Functional disturbances in the striatum by region-specific ablation of NMDA receptors

To study the role of NMDA receptors in dopamine signaling of the striatum, the brain area that receives glutamatergic inputs from various cortical areas and most dopaminergic inputs, we generated striatum-specific NMDA receptor-deficient mice. The mutant pups showed reduced food intake and retarded growth starting at the second postnatal week and died on approximately postnatal day 20 (P20). The time course of postnatal lethality is similar to that of compound mutant, double knockout of dopamine D1/D2 receptors, or genetically engineered dopamine-deficient mouse. In vivo electrophysiological recordings in the mutant pups showed that frequencies in the range of gamma oscillation were reduced in the striatal circuits. Moreover, the number of functional dopamine receptors in the striatum as measured by D1- and D2-binding experiments was greatly diminished in the mutants as compared with control animals.
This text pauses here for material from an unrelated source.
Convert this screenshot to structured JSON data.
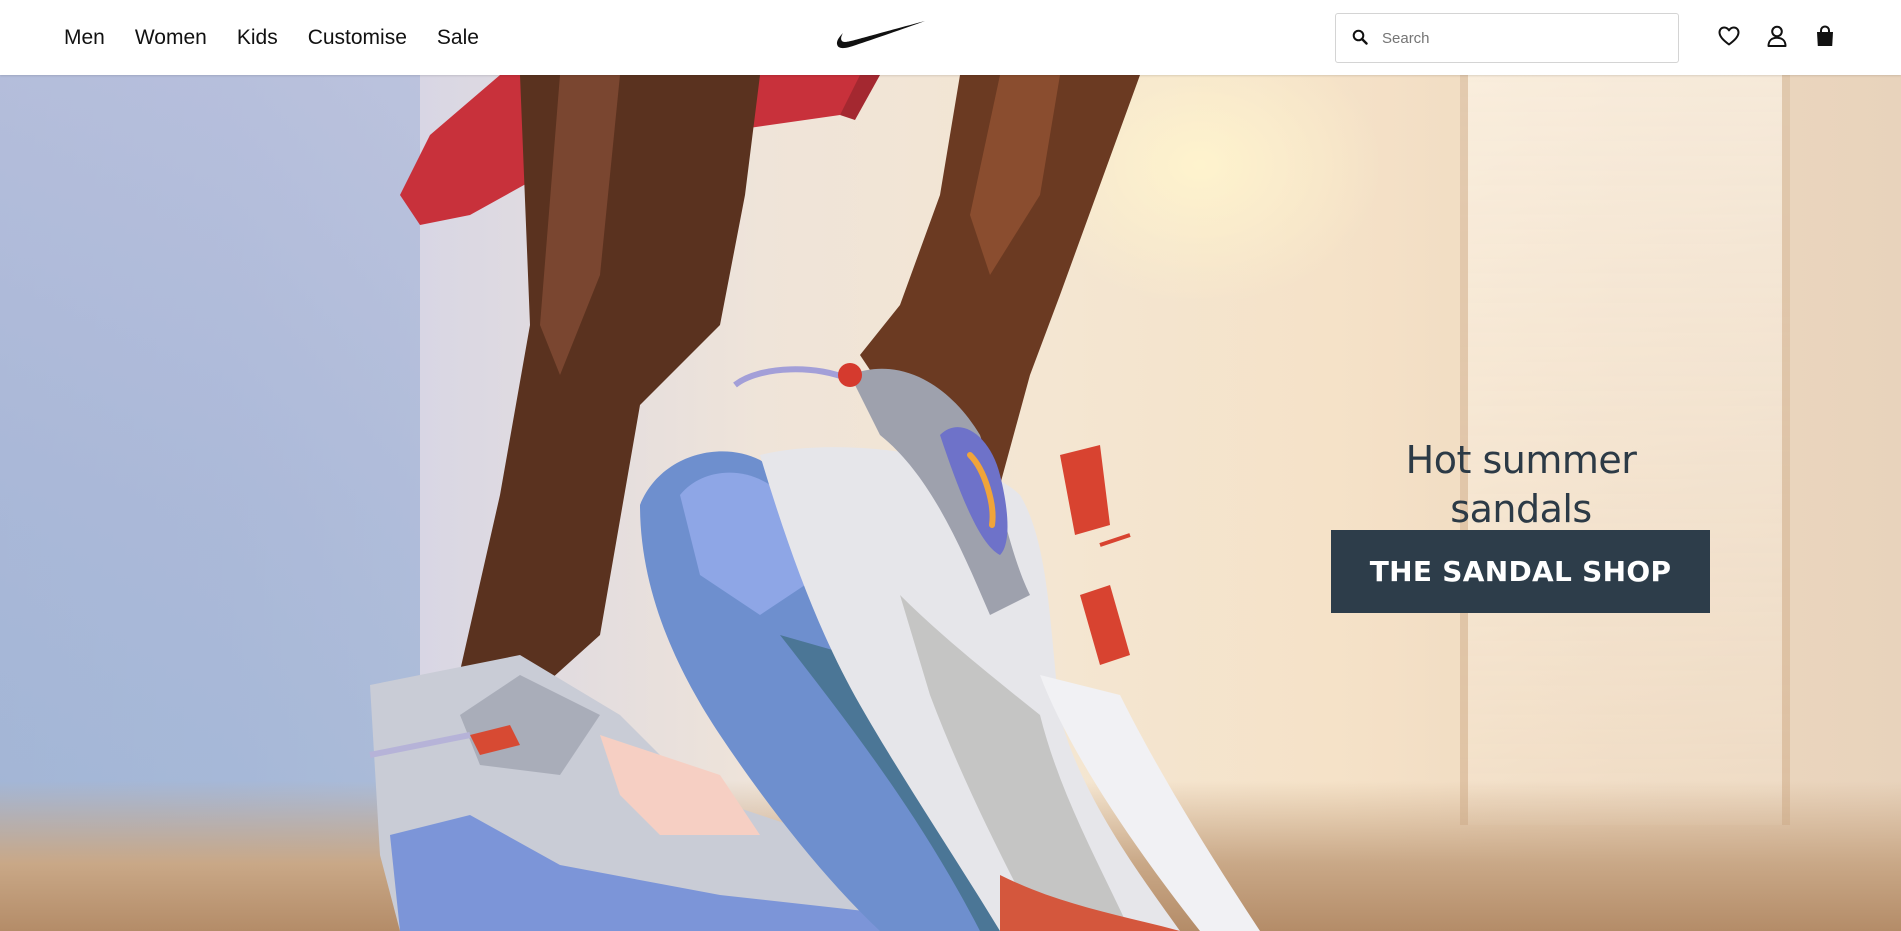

A consequence of diminished dopamine binding in the striatum manifested in an increase of locomotor activity. The administration of D1/D2 agonists paradoxically reduced the hyperactivity of the mutant mice as compared with an increase in locomotor activity in control mice. These results demonstrate that the NMDA receptor plays an essential role in the integration of dopamine signaling in the striatum and that is required in behavioral function.